Il Mullah Omar: l'Afghanistan sarà la vostra tomba
dal corrispondente
NEW YORK.Guerra in Afghanistan, scudo spaziale nell'est europeo e armi nucleari in Iran sono i temi che domineranno la settimana di Barack Obama che domani arriva a New York per l'apertura dell'Assemblea Generale dell'Onu mercoledi prossimo. Oggi Obama rilascerà cinque interviste televisive in diretta ai principali network e mentre l'attenzione dell'America è sull'economia e sulla riforma del sistema sanitario non mancheranno domande sulla situazione in Afghanistan con la maggioranza dell'opinione pubblica Usa contraria a proseguire la missione.
Lo scontro avviene mentre Obama rimanda la decisione di mandare altri 21 mila soldati ma il capo del Pentagono dice si a una richiesta del generale Stanley A. McChrystal, capo delle forze Usa in Afghanistan, di mandare subito 3000 soldati come truppe di supporto, non da combattimento.
Una richiesta che emerge mentre i talebani lanciano un avvertimento alla coalizione internazionale di non fidarsi di Obama. «Non lasciatevi ingannare dalle sue dichiarazioni che la guerra è una necessità», ha detto ieri il leader talebano Mullah Omar minacciando conseguenze per le forze americane. «L'invasore farebbe bene a studiare la storia dell'Afghanistan da Alessandro Magno in poi». Il leader talebano ha intimato alle truppe straniere di lasciare il Paese ricordando loro che l'Afghanistan è stato la «tomba» di tutte le truppe coloniali.
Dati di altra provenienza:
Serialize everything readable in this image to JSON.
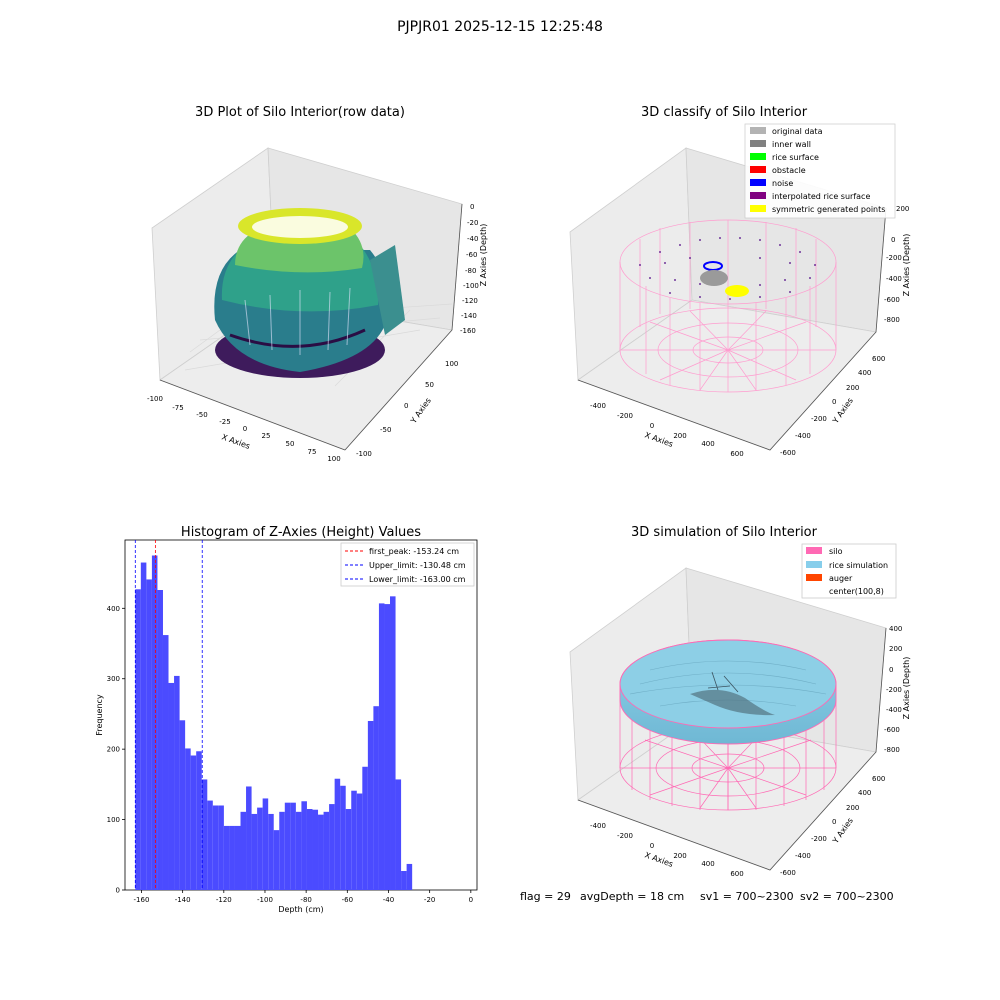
{
  "suptitle": "PJPJR01 2025-12-15 12:25:48",
  "panels": {
    "raw": {
      "title": "3D Plot of Silo Interior(row data)",
      "xlabel": "X Axies",
      "ylabel": "Y Axies",
      "zlabel": "Z Axies (Depth)",
      "xticks": [
        "-100",
        "-75",
        "-50",
        "-25",
        "0",
        "25",
        "50",
        "75",
        "100"
      ],
      "yticks": [
        "-100",
        "-50",
        "0",
        "50",
        "100"
      ],
      "zticks": [
        "0",
        "-20",
        "-40",
        "-60",
        "-80",
        "-100",
        "-120",
        "-140",
        "-160"
      ]
    },
    "classify": {
      "title": "3D classify of Silo Interior",
      "xlabel": "X Axies",
      "ylabel": "Y Axies",
      "zlabel": "Z Axies (Depth)",
      "xticks": [
        "-400",
        "-200",
        "0",
        "200",
        "400",
        "600"
      ],
      "yticks": [
        "-600",
        "-400",
        "-200",
        "0",
        "200",
        "400",
        "600"
      ],
      "zticks": [
        "200",
        "0",
        "-200",
        "-400",
        "-600",
        "-800"
      ],
      "legend": [
        {
          "label": "original data",
          "color": "#b3b3b3"
        },
        {
          "label": "inner wall",
          "color": "#808080"
        },
        {
          "label": "rice surface",
          "color": "#00ff00"
        },
        {
          "label": "obstacle",
          "color": "#ff0000"
        },
        {
          "label": "noise",
          "color": "#0000ff"
        },
        {
          "label": "interpolated rice surface",
          "color": "#800080"
        },
        {
          "label": "symmetric generated points",
          "color": "#ffff00"
        }
      ]
    },
    "simulation": {
      "title": "3D simulation of Silo Interior",
      "xlabel": "X Axies",
      "ylabel": "Y Axies",
      "zlabel": "Z Axies (Depth)",
      "xticks": [
        "-400",
        "-200",
        "0",
        "200",
        "400",
        "600"
      ],
      "yticks": [
        "-600",
        "-400",
        "-200",
        "0",
        "200",
        "400",
        "600"
      ],
      "zticks": [
        "400",
        "200",
        "0",
        "-200",
        "-400",
        "-600",
        "-800"
      ],
      "legend": [
        {
          "label": "silo",
          "color": "#ff69b4"
        },
        {
          "label": "rice simulation",
          "color": "#87ceeb"
        },
        {
          "label": "auger",
          "color": "#ff4500"
        },
        {
          "label": "center(100,8)",
          "color": ""
        }
      ]
    }
  },
  "status": {
    "flag": "flag = 29",
    "avg_depth": "avgDepth = 18 cm",
    "sv1": "sv1 = 700~2300",
    "sv2": "sv2 = 700~2300"
  },
  "colors": {
    "bar": "#4b4bff",
    "first_peak": "#ff0000",
    "limits": "#0000ff",
    "silo": "#ff69b4",
    "rice": "#87ceeb"
  },
  "chart_data": {
    "type": "bar",
    "title": "Histogram of Z-Axies (Height) Values",
    "xlabel": "Depth (cm)",
    "ylabel": "Frequency",
    "xlim": [
      -168,
      3
    ],
    "ylim": [
      0,
      497
    ],
    "xticks": [
      -160,
      -140,
      -120,
      -100,
      -80,
      -60,
      -40,
      -20,
      0
    ],
    "yticks": [
      0,
      100,
      200,
      300,
      400
    ],
    "bin_width": 2.69,
    "bins_start": -163.0,
    "values": [
      427,
      465,
      441,
      475,
      426,
      362,
      294,
      304,
      241,
      201,
      191,
      197,
      157,
      127,
      120,
      120,
      91,
      91,
      91,
      111,
      147,
      108,
      117,
      130,
      108,
      85,
      111,
      124,
      124,
      111,
      126,
      115,
      114,
      107,
      111,
      122,
      158,
      148,
      115,
      141,
      137,
      175,
      240,
      261,
      407,
      406,
      417,
      157,
      27,
      37
    ],
    "vlines": [
      {
        "label": "first_peak: -153.24 cm",
        "x": -153.24,
        "color": "#ff0000"
      },
      {
        "label": "Upper_limit: -130.48 cm",
        "x": -130.48,
        "color": "#0000ff"
      },
      {
        "label": "Lower_limit: -163.00 cm",
        "x": -163.0,
        "color": "#0000ff"
      }
    ],
    "legend_position": "top-right"
  }
}
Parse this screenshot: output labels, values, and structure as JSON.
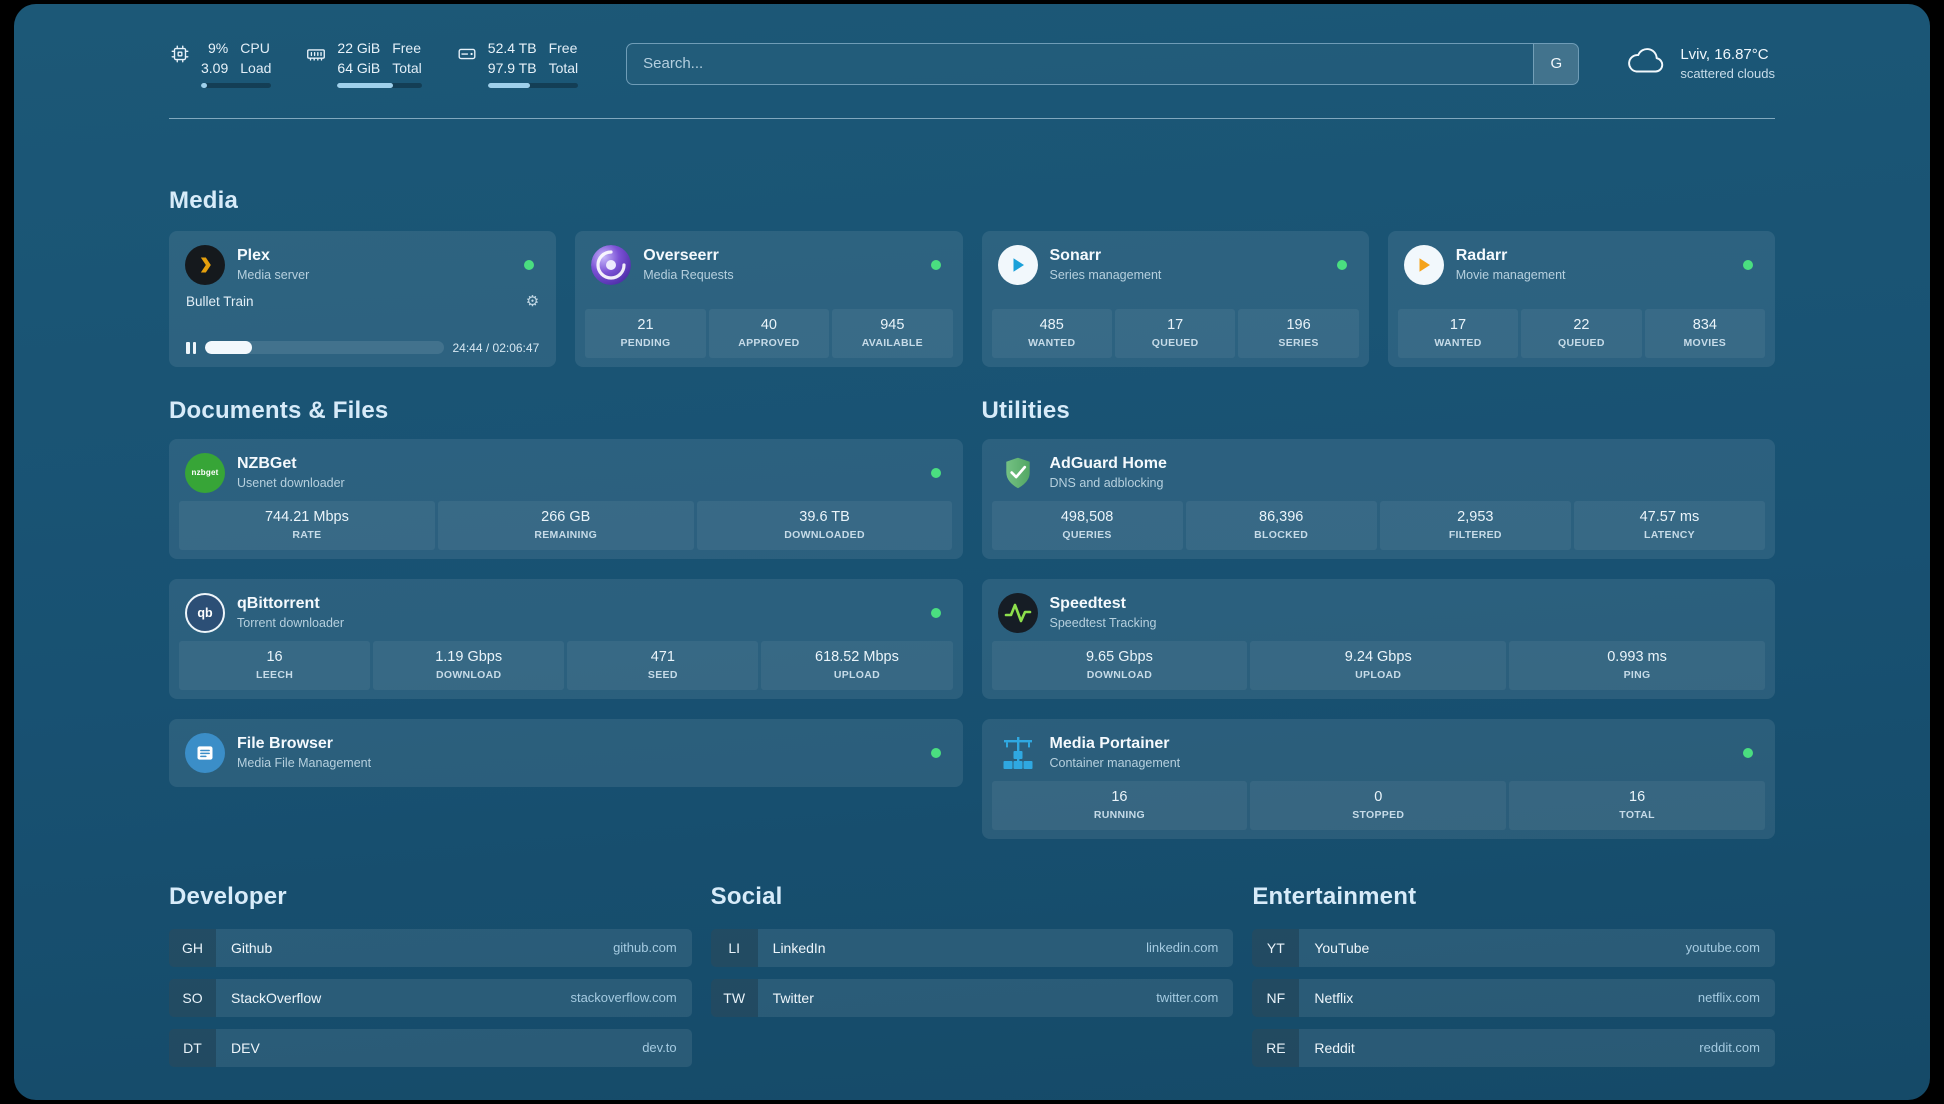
{
  "colors": {
    "status_online": "#4ade80",
    "background": "#185172",
    "bar_fill": "#9fd0eb"
  },
  "topbar": {
    "cpu": {
      "value_top": "9%",
      "value_bottom": "3.09",
      "label_top": "CPU",
      "label_bottom": "Load",
      "bar_percent": 9
    },
    "memory": {
      "value_top": "22 GiB",
      "value_bottom": "64 GiB",
      "label_top": "Free",
      "label_bottom": "Total",
      "bar_percent": 66
    },
    "disk": {
      "value_top": "52.4 TB",
      "value_bottom": "97.9 TB",
      "label_top": "Free",
      "label_bottom": "Total",
      "bar_percent": 47
    },
    "search": {
      "placeholder": "Search...",
      "provider_label": "G"
    },
    "weather": {
      "location": "Lviv, 16.87°C",
      "condition": "scattered clouds"
    }
  },
  "media": {
    "heading": "Media",
    "plex": {
      "name": "Plex",
      "subtitle": "Media server",
      "now_playing": "Bullet Train",
      "time": "24:44 / 02:06:47",
      "progress_percent": 19.5
    },
    "overseerr": {
      "name": "Overseerr",
      "subtitle": "Media Requests",
      "stats": [
        {
          "value": "21",
          "label": "PENDING"
        },
        {
          "value": "40",
          "label": "APPROVED"
        },
        {
          "value": "945",
          "label": "AVAILABLE"
        }
      ]
    },
    "sonarr": {
      "name": "Sonarr",
      "subtitle": "Series management",
      "stats": [
        {
          "value": "485",
          "label": "WANTED"
        },
        {
          "value": "17",
          "label": "QUEUED"
        },
        {
          "value": "196",
          "label": "SERIES"
        }
      ]
    },
    "radarr": {
      "name": "Radarr",
      "subtitle": "Movie management",
      "stats": [
        {
          "value": "17",
          "label": "WANTED"
        },
        {
          "value": "22",
          "label": "QUEUED"
        },
        {
          "value": "834",
          "label": "MOVIES"
        }
      ]
    }
  },
  "documents": {
    "heading": "Documents & Files",
    "nzbget": {
      "name": "NZBGet",
      "subtitle": "Usenet downloader",
      "icon_text": "nzbget",
      "stats": [
        {
          "value": "744.21 Mbps",
          "label": "RATE"
        },
        {
          "value": "266 GB",
          "label": "REMAINING"
        },
        {
          "value": "39.6 TB",
          "label": "DOWNLOADED"
        }
      ]
    },
    "qbittorrent": {
      "name": "qBittorrent",
      "subtitle": "Torrent downloader",
      "icon_text": "qb",
      "stats": [
        {
          "value": "16",
          "label": "LEECH"
        },
        {
          "value": "1.19 Gbps",
          "label": "DOWNLOAD"
        },
        {
          "value": "471",
          "label": "SEED"
        },
        {
          "value": "618.52 Mbps",
          "label": "UPLOAD"
        }
      ]
    },
    "filebrowser": {
      "name": "File Browser",
      "subtitle": "Media File Management"
    }
  },
  "utilities": {
    "heading": "Utilities",
    "adguard": {
      "name": "AdGuard Home",
      "subtitle": "DNS and adblocking",
      "stats": [
        {
          "value": "498,508",
          "label": "QUERIES"
        },
        {
          "value": "86,396",
          "label": "BLOCKED"
        },
        {
          "value": "2,953",
          "label": "FILTERED"
        },
        {
          "value": "47.57 ms",
          "label": "LATENCY"
        }
      ]
    },
    "speedtest": {
      "name": "Speedtest",
      "subtitle": "Speedtest Tracking",
      "stats": [
        {
          "value": "9.65 Gbps",
          "label": "DOWNLOAD"
        },
        {
          "value": "9.24 Gbps",
          "label": "UPLOAD"
        },
        {
          "value": "0.993 ms",
          "label": "PING"
        }
      ]
    },
    "portainer": {
      "name": "Media Portainer",
      "subtitle": "Container management",
      "stats": [
        {
          "value": "16",
          "label": "RUNNING"
        },
        {
          "value": "0",
          "label": "STOPPED"
        },
        {
          "value": "16",
          "label": "TOTAL"
        }
      ]
    }
  },
  "bookmarks": {
    "developer": {
      "heading": "Developer",
      "items": [
        {
          "abbr": "GH",
          "name": "Github",
          "domain": "github.com"
        },
        {
          "abbr": "SO",
          "name": "StackOverflow",
          "domain": "stackoverflow.com"
        },
        {
          "abbr": "DT",
          "name": "DEV",
          "domain": "dev.to"
        }
      ]
    },
    "social": {
      "heading": "Social",
      "items": [
        {
          "abbr": "LI",
          "name": "LinkedIn",
          "domain": "linkedin.com"
        },
        {
          "abbr": "TW",
          "name": "Twitter",
          "domain": "twitter.com"
        }
      ]
    },
    "entertainment": {
      "heading": "Entertainment",
      "items": [
        {
          "abbr": "YT",
          "name": "YouTube",
          "domain": "youtube.com"
        },
        {
          "abbr": "NF",
          "name": "Netflix",
          "domain": "netflix.com"
        },
        {
          "abbr": "RE",
          "name": "Reddit",
          "domain": "reddit.com"
        }
      ]
    }
  }
}
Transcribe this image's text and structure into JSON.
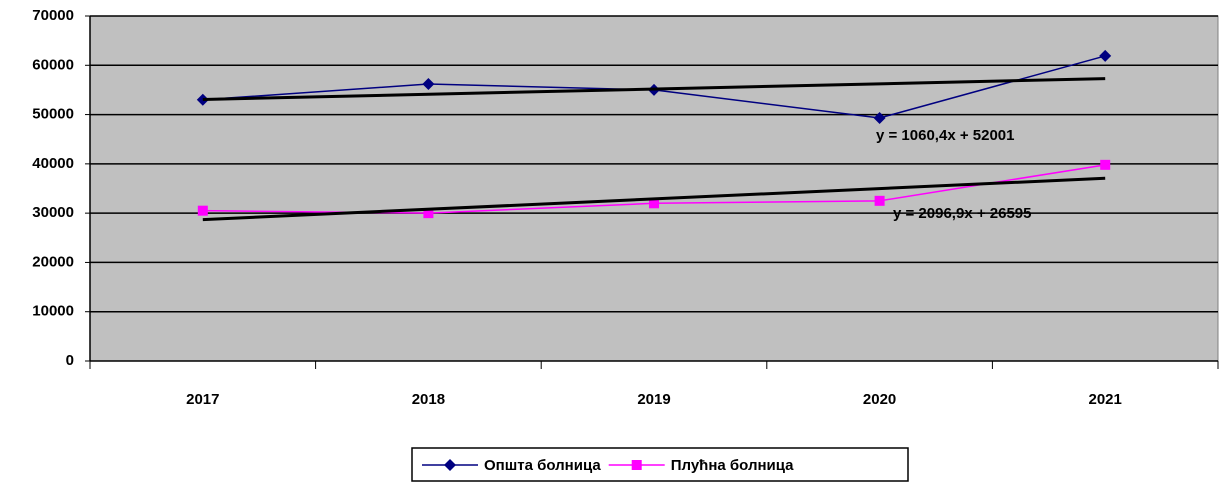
{
  "chart_data": {
    "type": "line",
    "categories": [
      "2017",
      "2018",
      "2019",
      "2020",
      "2021"
    ],
    "series": [
      {
        "name": "Општа болница",
        "color": "#000080",
        "marker": "diamond",
        "values": [
          53000,
          56200,
          55000,
          49300,
          61900
        ]
      },
      {
        "name": "Плућна болница",
        "color": "#ff00ff",
        "marker": "square",
        "values": [
          30500,
          30000,
          32000,
          32500,
          39800
        ]
      }
    ],
    "trendlines": [
      {
        "label": "y = 1060,4x + 52001",
        "slope": 1060.4,
        "intercept": 52001,
        "color": "#000000"
      },
      {
        "label": "y = 2096,9x + 26595",
        "slope": 2096.9,
        "intercept": 26595,
        "color": "#000000"
      }
    ],
    "ylim": [
      0,
      70000
    ],
    "yticks": [
      0,
      10000,
      20000,
      30000,
      40000,
      50000,
      60000,
      70000
    ],
    "grid": true,
    "legend": "bottom",
    "plot_background": "#c0c0c0"
  }
}
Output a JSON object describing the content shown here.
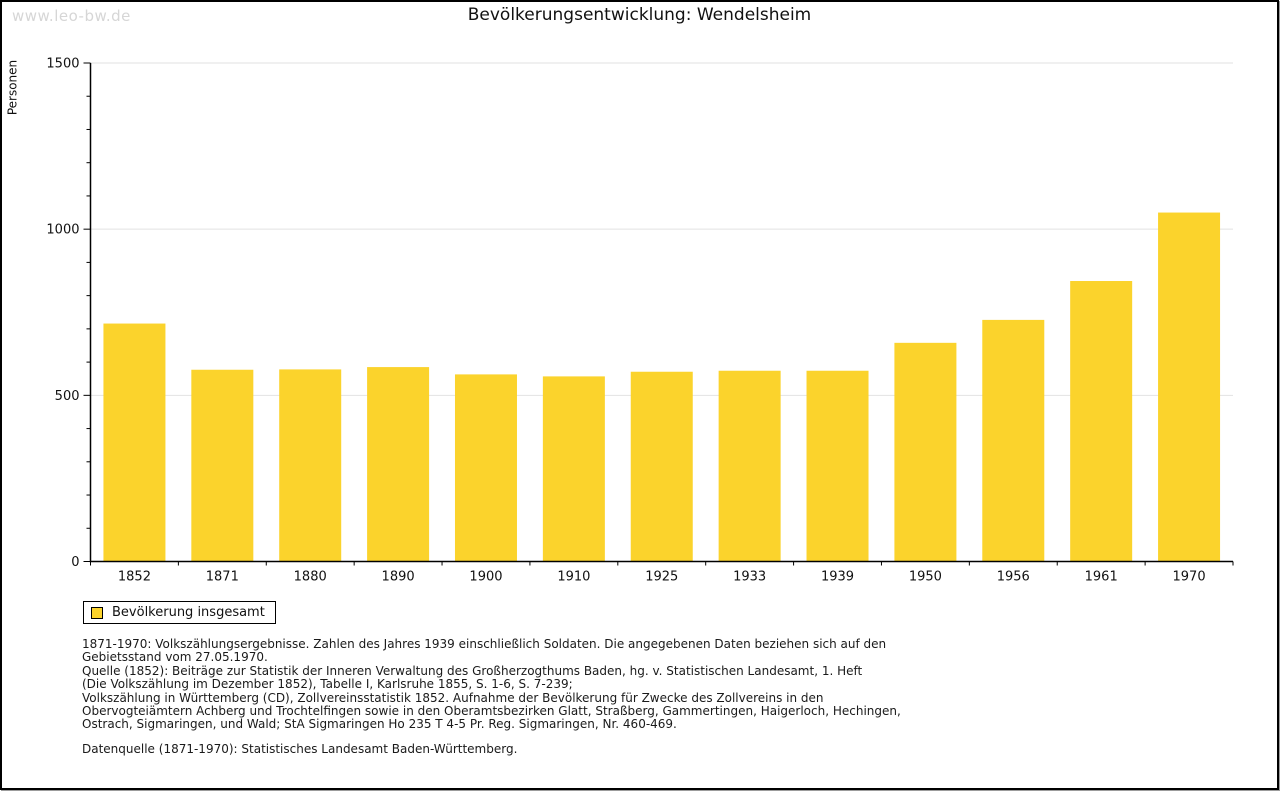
{
  "page": {
    "watermark": "www.leo-bw.de",
    "title": "Bevölkerungsentwicklung: Wendelsheim"
  },
  "chart_data": {
    "type": "bar",
    "title": "Bevölkerungsentwicklung: Wendelsheim",
    "xlabel": "",
    "ylabel": "Personen",
    "ylim": [
      0,
      1500
    ],
    "yticks": [
      0,
      500,
      1000,
      1500
    ],
    "minor_tick_step": 100,
    "grid": true,
    "categories": [
      "1852",
      "1871",
      "1880",
      "1890",
      "1900",
      "1910",
      "1925",
      "1933",
      "1939",
      "1950",
      "1956",
      "1961",
      "1970"
    ],
    "values": [
      716,
      577,
      578,
      585,
      563,
      557,
      571,
      574,
      574,
      658,
      727,
      844,
      1050
    ],
    "bar_color": "#FBD32C",
    "grid_color": "#E2E2E2",
    "axis_color": "#000000",
    "tick_label_color": "#111111",
    "legend": {
      "label": "Bevölkerung insgesamt",
      "swatch_color": "#FBD32C",
      "position": "bottom-left"
    }
  },
  "footnotes": {
    "lines": [
      "1871-1970: Volkszählungsergebnisse. Zahlen des Jahres 1939 einschließlich Soldaten. Die angegebenen Daten beziehen sich auf den",
      "Gebietsstand vom 27.05.1970.",
      "Quelle (1852): Beiträge zur Statistik der Inneren Verwaltung des Großherzogthums Baden, hg. v. Statistischen Landesamt, 1. Heft",
      "(Die Volkszählung im Dezember 1852), Tabelle I, Karlsruhe 1855, S. 1-6, S. 7-239;",
      "Volkszählung in Württemberg (CD), Zollvereinsstatistik 1852. Aufnahme der Bevölkerung für Zwecke des Zollvereins in den",
      "Obervogteiämtern Achberg und Trochtelfingen sowie in den Oberamtsbezirken Glatt, Straßberg, Gammertingen, Haigerloch, Hechingen,",
      "Ostrach, Sigmaringen, und Wald; StA Sigmaringen Ho 235 T 4-5 Pr. Reg. Sigmaringen, Nr. 460-469."
    ],
    "datenquelle": "Datenquelle (1871-1970): Statistisches Landesamt Baden-Württemberg."
  }
}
La determinazione dei talebani di respingere gli sforzi Usa nella regione sarà uno dei temi del discorso di Obama all'Onu nell'ottica di una serie di manovre diplomatiche del governo di Washington. Una manovra che parte dalla decisione dell'amministrazione federale di abbandonare il progetto di un sistema antimissili in Europa dell'Est a cui il presidente russo Medvedev ha risposto in modo positivo. Da un incontro giovedi prossimo all'Onu fra Obama e Medvedev potrebbe emergere l'appoggio di Mosca contro l'Iran con ripercussioni su tutta la regione compreso l'Afghanistan.